Raulfried blickte weiter hinaus aus dem Fenster und schien das Gesagte seiner Mutter nicht zu hören.

"Du musst Dich wieder um die Baronie kümmern! Meister Hochsettler möchte Dich wegen des Ausbaus der Burg sprechen und die Königin will voraussichtlich einen neuen Staatsrat für Garetien bestimmen." Sie wartete einen Augenblick und fügte dann hinzu, "Hörst Du mir überhaupt zu? Ein Staatsrat! Das bedeutet ein weiterer der uns Vorschriften macht und nur an unser Geld will. Darauf müssen wir reagieren."

"Ein neuer Staatsrat? Gibt es bereits Meinungen im Königreich dazu?" drehte sich Raulfried endlich zu seiner Mutter um.
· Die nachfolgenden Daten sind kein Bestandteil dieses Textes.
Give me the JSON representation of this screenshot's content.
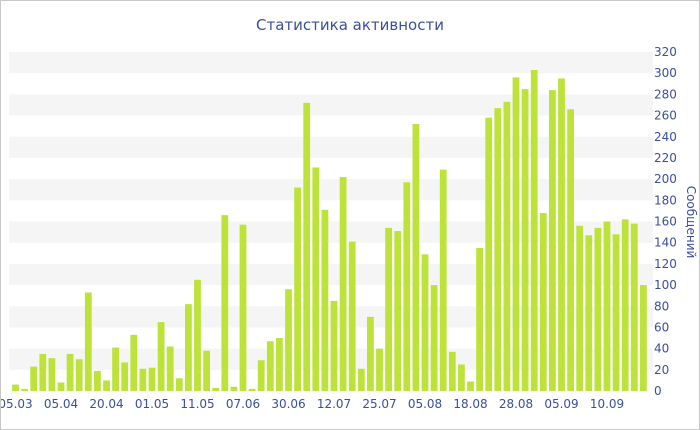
{
  "chart_data": {
    "type": "bar",
    "title": "Статистика активности",
    "xlabel": "",
    "ylabel": "Сообщений",
    "ylim": [
      0,
      320
    ],
    "y_ticks": [
      0,
      20,
      40,
      60,
      80,
      100,
      120,
      140,
      160,
      180,
      200,
      220,
      240,
      260,
      280,
      300,
      320
    ],
    "y_axis_position": "right",
    "grid": "horizontal-bands",
    "bar_color": "#bde33a",
    "text_color": "#3b4f9a",
    "x_tick_labels": [
      "05.03",
      "05.04",
      "20.04",
      "01.05",
      "11.05",
      "07.06",
      "30.06",
      "12.07",
      "25.07",
      "05.08",
      "18.08",
      "28.08",
      "05.09",
      "10.09"
    ],
    "x_tick_bar_index": [
      0,
      5,
      10,
      15,
      20,
      25,
      30,
      35,
      40,
      45,
      50,
      55,
      60,
      65
    ],
    "values": [
      6,
      2,
      23,
      35,
      31,
      8,
      35,
      30,
      93,
      19,
      10,
      41,
      27,
      53,
      21,
      22,
      65,
      42,
      12,
      82,
      105,
      38,
      3,
      166,
      4,
      157,
      2,
      29,
      47,
      50,
      96,
      192,
      272,
      211,
      171,
      85,
      202,
      141,
      21,
      70,
      40,
      154,
      151,
      197,
      252,
      129,
      100,
      209,
      37,
      25,
      9,
      135,
      258,
      267,
      273,
      296,
      285,
      303,
      168,
      284,
      295,
      266,
      156,
      147,
      154,
      160,
      148,
      162,
      158,
      100
    ]
  }
}
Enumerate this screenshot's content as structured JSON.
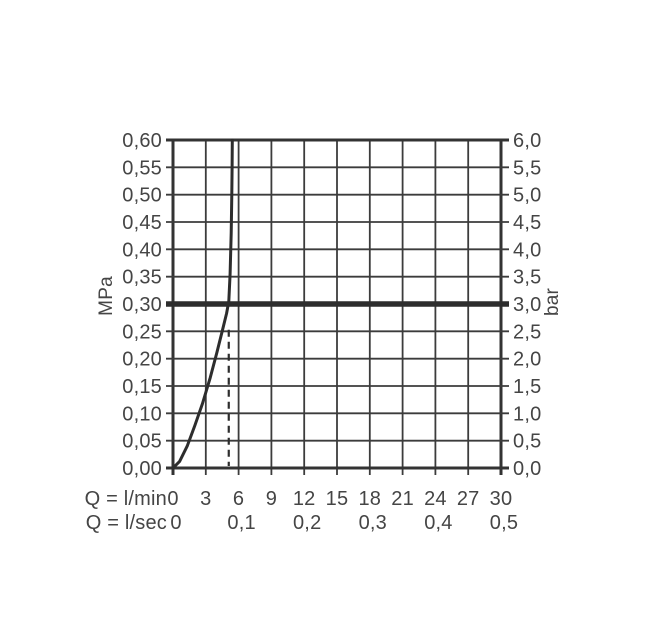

"Luidor von Hartsteen hat Ederlinde von Luring vorgeschlagen. Ansonsten sind noch der Baron von Höllenwall und ein Zwerg aus dem Schlund vorgeschlagen worden."

"Ederlinde von Luring? Sie wird doch bald den Baron von Hirschfurten heiraten. Hat dieser sich auch bereits dazu geäußert?"

"Ja, das Komische ist nur, dass er selber seinen Vetter Junkobald von Hirschfurten vorgeschlagen hat."

"Das ist ja hoch interessant. Ich frage mich, was da wohl hintersteckt. Vermutlich sieht sich unser strahlender Reichsforster Ritter nicht zum Gatten der zukünftigen Staatsrätin berufen.", lachte Raulfried kurz auf.

"Und welche Meinung hast Du dazu, mein Sohn?"

"Ich denke, ich muss mich mit Nimmgalf treffen. Die Position seiner Pfortenritter wird die Königin sicher nicht unbeachtete lassen. Ich denke, es wird Zeit sich einmal ausführlich um die Zukunft von Reichsforst zu unterhalten."

"Reise doch über Waldfang. Ich habe gehört, dass seit ein paar Monden die Nichte der Baronin die Amtsgeschäfte übernommen hat."

"Waldfang? Der Umweg kostet mich einen Tag.", stöhnte der junge Baron.

"Wir müssen unsere Beziehungen zu unseren Nachbarn verbessern. Wir müssen unserer Stimme wieder mehr Gewicht verleihen. Außerdem…", sie machte absichtlich eine Pause, "außerdem ist sie noch unverheiratet. Eine Verbindung mit Waldfang wäre sicherlich keine schlechte..."

"Genug. Fang nicht schon wieder mit diesem Thema an. Ich werde morgen reisen. Lass mich nun allein." unterbrach Raulfried genervt seine Mutter und blickte wieder aus dem Fenster.

Beim Verlassen des Raumes konnte Enria sehen, wie ihr Sohn wieder die Haarsträhne dieser Elfe gedankenverloren betrachtete. Seufzend schloß sie die Tür hinter sich.